小野雄大『SPECTRUM』発売に寄せて #スタンドバイミー
『魔法みたいな』に収録されている「スタンドバイミー」という曲がとても好きで、好きすぎて自分の企画のタイトルにしちゃったりもした。
「山羊に聞く?」と「晴れたら空に豆まいて」に勤めていた2年間の間で、自分で企画をさせてもらったのは2回。2回目は辞める直前に、自分が確かにここにいたのだということを残しておきたくて、「スタンドバイミー」というイベント名でこれからも私のそばにいてほしいと思う3組にオファーさせてもらった。アーティストもお客さんもとてもあたたかくて、あの時間は今も私の宝物になっている。
実は私は、この「スタンドバイミー」という楽曲を、小野雄大と彼自身の音楽との心中の曲だと(勝手に)解釈していた。
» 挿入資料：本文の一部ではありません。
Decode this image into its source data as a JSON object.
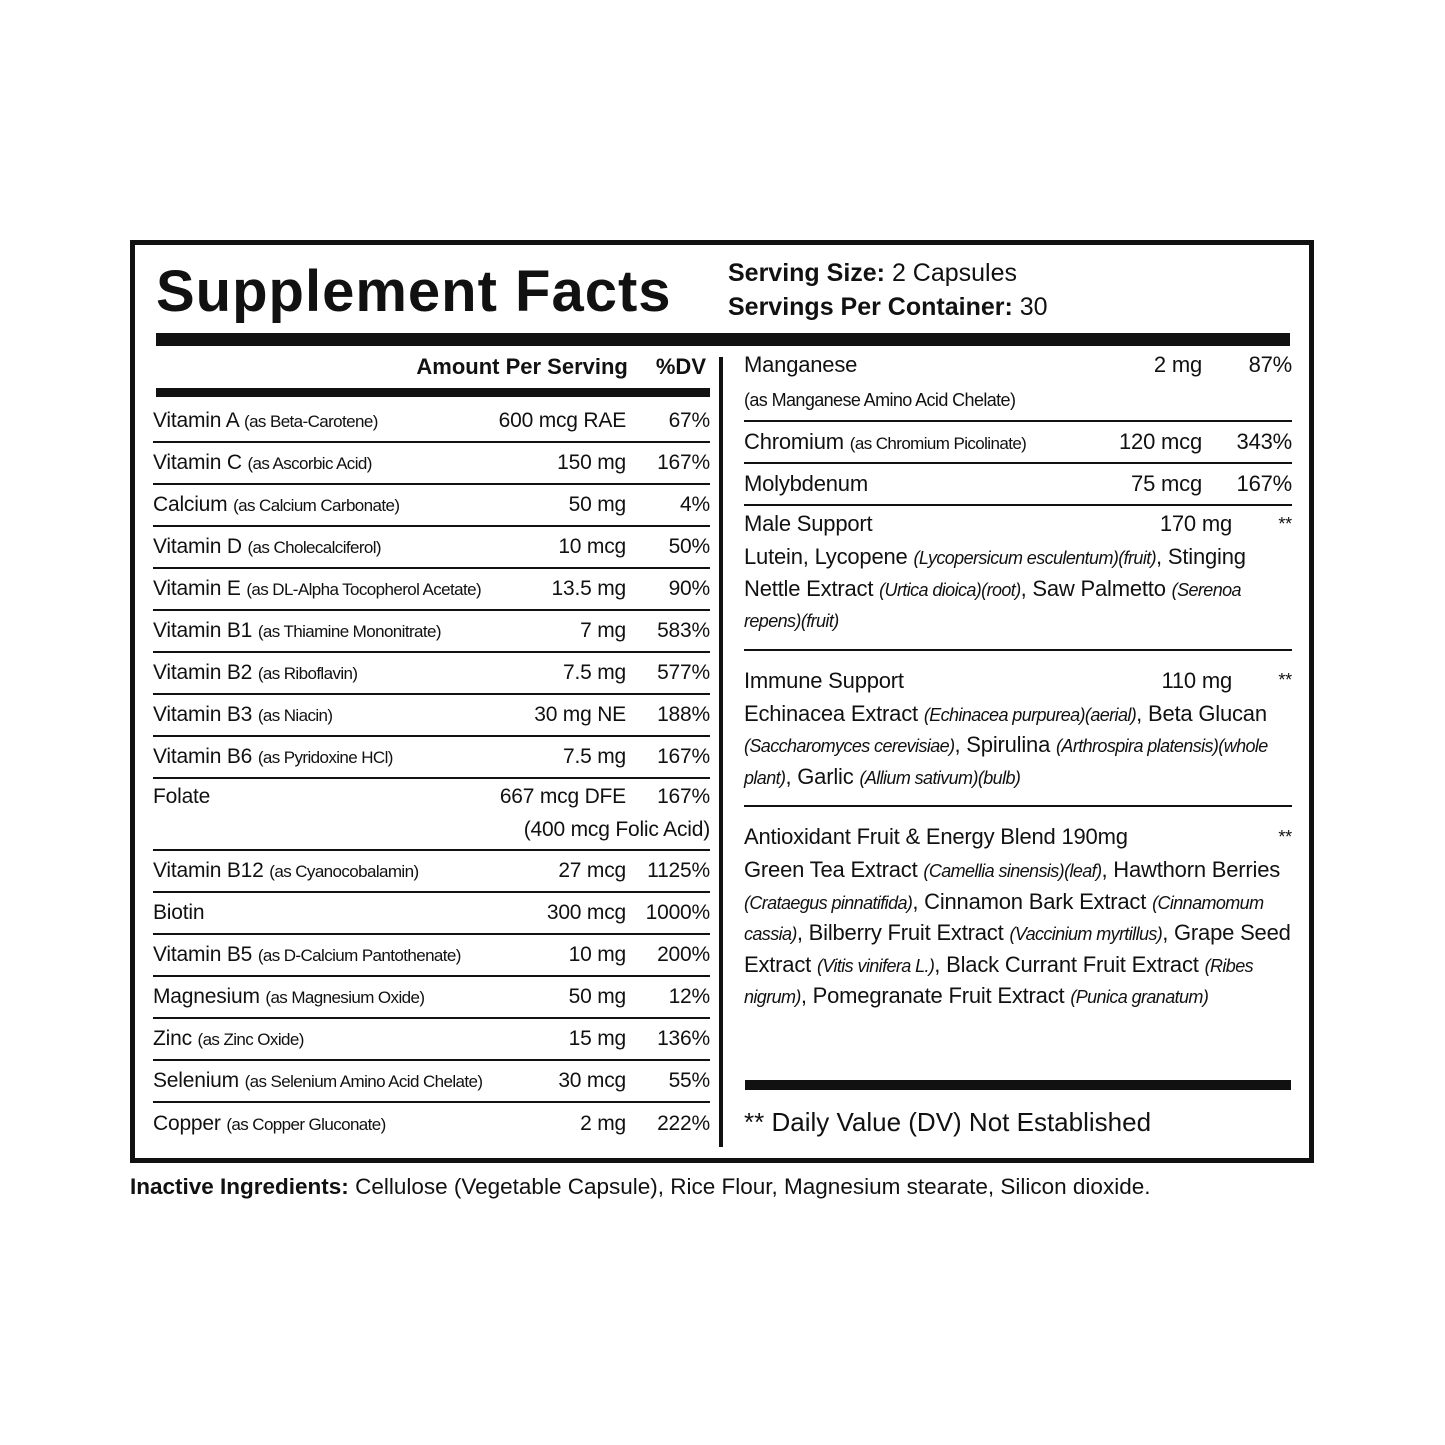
{
  "title": "Supplement Facts",
  "serving": {
    "size_label": "Serving Size:",
    "size_value": " 2 Capsules",
    "per_container_label": "Servings Per Container:",
    "per_container_value": " 30"
  },
  "left": {
    "header_amount": "Amount Per Serving",
    "header_dv": "%DV",
    "rows": [
      {
        "name": "Vitamin A",
        "sub": "(as Beta-Carotene)",
        "amount": "600 mcg RAE",
        "dv": "67%"
      },
      {
        "name": "Vitamin C",
        "sub": "(as Ascorbic Acid)",
        "amount": "150 mg",
        "dv": "167%"
      },
      {
        "name": "Calcium",
        "sub": "(as Calcium Carbonate)",
        "amount": "50 mg",
        "dv": "4%"
      },
      {
        "name": "Vitamin D",
        "sub": "(as Cholecalciferol)",
        "amount": "10 mcg",
        "dv": "50%"
      },
      {
        "name": "Vitamin E",
        "sub": "(as DL-Alpha Tocopherol Acetate)",
        "amount": "13.5 mg",
        "dv": "90%"
      },
      {
        "name": "Vitamin B1",
        "sub": "(as Thiamine Mononitrate)",
        "amount": "7 mg",
        "dv": "583%"
      },
      {
        "name": "Vitamin B2",
        "sub": "(as Riboflavin)",
        "amount": "7.5 mg",
        "dv": "577%"
      },
      {
        "name": "Vitamin B3",
        "sub": "(as Niacin)",
        "amount": "30 mg NE",
        "dv": "188%"
      },
      {
        "name": "Vitamin B6",
        "sub": "(as Pyridoxine HCl)",
        "amount": "7.5 mg",
        "dv": "167%"
      },
      {
        "name": "Folate",
        "sub": "",
        "amount": "667 mcg DFE",
        "dv": "167%",
        "amount2": "(400 mcg Folic Acid)"
      },
      {
        "name": "Vitamin B12",
        "sub": "(as Cyanocobalamin)",
        "amount": "27 mcg",
        "dv": "1125%"
      },
      {
        "name": "Biotin",
        "sub": "",
        "amount": "300 mcg",
        "dv": "1000%"
      },
      {
        "name": "Vitamin B5",
        "sub": "(as D-Calcium Pantothenate)",
        "amount": "10 mg",
        "dv": "200%"
      },
      {
        "name": "Magnesium",
        "sub": "(as Magnesium Oxide)",
        "amount": "50 mg",
        "dv": "12%"
      },
      {
        "name": "Zinc",
        "sub": "(as Zinc Oxide)",
        "amount": "15 mg",
        "dv": "136%"
      },
      {
        "name": "Selenium",
        "sub": "(as Selenium Amino Acid Chelate)",
        "amount": "30 mcg",
        "dv": "55%"
      },
      {
        "name": "Copper",
        "sub": "(as Copper Gluconate)",
        "amount": "2 mg",
        "dv": "222%"
      }
    ]
  },
  "right": {
    "rows": [
      {
        "name": "Manganese",
        "sub": "",
        "amount": "2 mg",
        "dv": "87%",
        "sub2": "(as Manganese Amino Acid Chelate)"
      },
      {
        "name": "Chromium",
        "sub": "(as Chromium Picolinate)",
        "amount": "120 mcg",
        "dv": "343%"
      },
      {
        "name": "Molybdenum",
        "sub": "",
        "amount": "75 mcg",
        "dv": "167%"
      }
    ],
    "blends": [
      {
        "name": "Male Support",
        "amount": "170 mg",
        "dv": "**",
        "parts": [
          [
            "Lutein, Lycopene ",
            ""
          ],
          [
            "(Lycopersicum esculentum)(fruit)",
            "i"
          ],
          [
            ", Stinging Nettle Extract ",
            ""
          ],
          [
            "(Urtica dioica)(root)",
            "i"
          ],
          [
            ", Saw Palmetto ",
            ""
          ],
          [
            "(Serenoa repens)(fruit)",
            "i"
          ]
        ]
      },
      {
        "name": "Immune Support",
        "amount": "110 mg",
        "dv": "**",
        "parts": [
          [
            "Echinacea Extract ",
            ""
          ],
          [
            "(Echinacea purpurea)(aerial)",
            "i"
          ],
          [
            ", Beta Glucan ",
            ""
          ],
          [
            "(Saccharomyces cerevisiae)",
            "i"
          ],
          [
            ", Spirulina ",
            ""
          ],
          [
            "(Arthrospira platensis)(whole plant)",
            "i"
          ],
          [
            ", Garlic ",
            ""
          ],
          [
            "(Allium sativum)(bulb)",
            "i"
          ]
        ]
      },
      {
        "name": "Antioxidant Fruit & Energy Blend 190mg",
        "amount": "",
        "dv": "**",
        "parts": [
          [
            "Green Tea Extract ",
            ""
          ],
          [
            "(Camellia sinensis)(leaf)",
            "i"
          ],
          [
            ", Hawthorn Berries ",
            ""
          ],
          [
            "(Crataegus pinnatifida)",
            "i"
          ],
          [
            ", Cinnamon Bark Extract ",
            ""
          ],
          [
            "(Cinnamomum cassia)",
            "i"
          ],
          [
            ", Bilberry Fruit Extract ",
            ""
          ],
          [
            "(Vaccinium myrtillus)",
            "i"
          ],
          [
            ", Grape Seed Extract ",
            ""
          ],
          [
            "(Vitis vinifera L.)",
            "i"
          ],
          [
            ", Black Currant Fruit Extract ",
            ""
          ],
          [
            "(Ribes nigrum)",
            "i"
          ],
          [
            ", Pomegranate Fruit Extract ",
            ""
          ],
          [
            "(Punica granatum)",
            "i"
          ]
        ]
      }
    ],
    "footnote": "** Daily Value (DV) Not Established"
  },
  "inactive": {
    "label": "Inactive Ingredients:",
    "value": " Cellulose (Vegetable Capsule), Rice Flour, Magnesium stearate, Silicon dioxide."
  }
}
小野雄大の楽曲には自身の痛みを他人に触れられること・他者の痛みに触れることへの恐怖を内包したものが多いように思う。本当は触れたいのに、傷つくのも傷つけられるのも怖くて自ら遠ざけて、敢えて孤独になろうとする。『魔法みたいな』あたりまではそれが特に顕著だった。
だからこそ、手放しでそばにいてほしいと言えるものが彼自身の音楽であるという解釈は、私の中ではしっくりきていた。
まさに日本海が産んだ音楽家って感じする。(日本海の固有水は外海から孤立してるらしいですよ)
そんな小野雄大が、『SPECTRUM』では
「俺はパーしか出さないぜ 抱きしめたいから」(YOU&I)
「見えない力で抱きしめて」(miracle)
と、恐れず全開で愛を振りまいて私たちを抱きしめてくれている。本当に感慨が深すぎる。
少しずつ棘をはらって剥き出しの小野雄大に触れられるようになったのはきっと、"わかりあえなさ"を諦めずに他者と向き合い、知ろうとし続け、それに応えてくれたたくさんの人に抱きしめられ、抱きしめてきたからなのだろうなぁと思う。
小野雄大にはずっと救われているけど、文字通り“救われた“のはやはり「君の追い風」かなと思う。
聴くたびに「あ、そうか、私の人生私のだったわ」と自覚させられると共に、「めっちゃ応援してくれるやん、頑張るわ」ってなる。お守りのようにそばにいてほしい、まさにスタンドバイミーな一曲。
私たちは結局、自分の人生を自分の足で立って歩いていかなければならない。どれだけ推しが力を与えてくれたとしても、最終的に頑張っているのは私たちひとりひとりだから。みんなえらい。
小野雄大の音楽やことばには、痛みを抱えながらもなお懸命に、泥臭く生き抜くことの美しさを肯定し、讃えてくれる強さがある。
日々忙しいとついつい生きることに手を抜いてしまいそうになるけれど、その度に私は小野雄大を聴いて自分の心に愛を補充し、そして明日も一生懸命生きていこうと思えるのです。
ということで今回のテーマは
「スタンドバイミーな1曲」
ハッシュタグ、コピペしてお使いください。
ネーミングセンスのなさがバレるけど、許してください。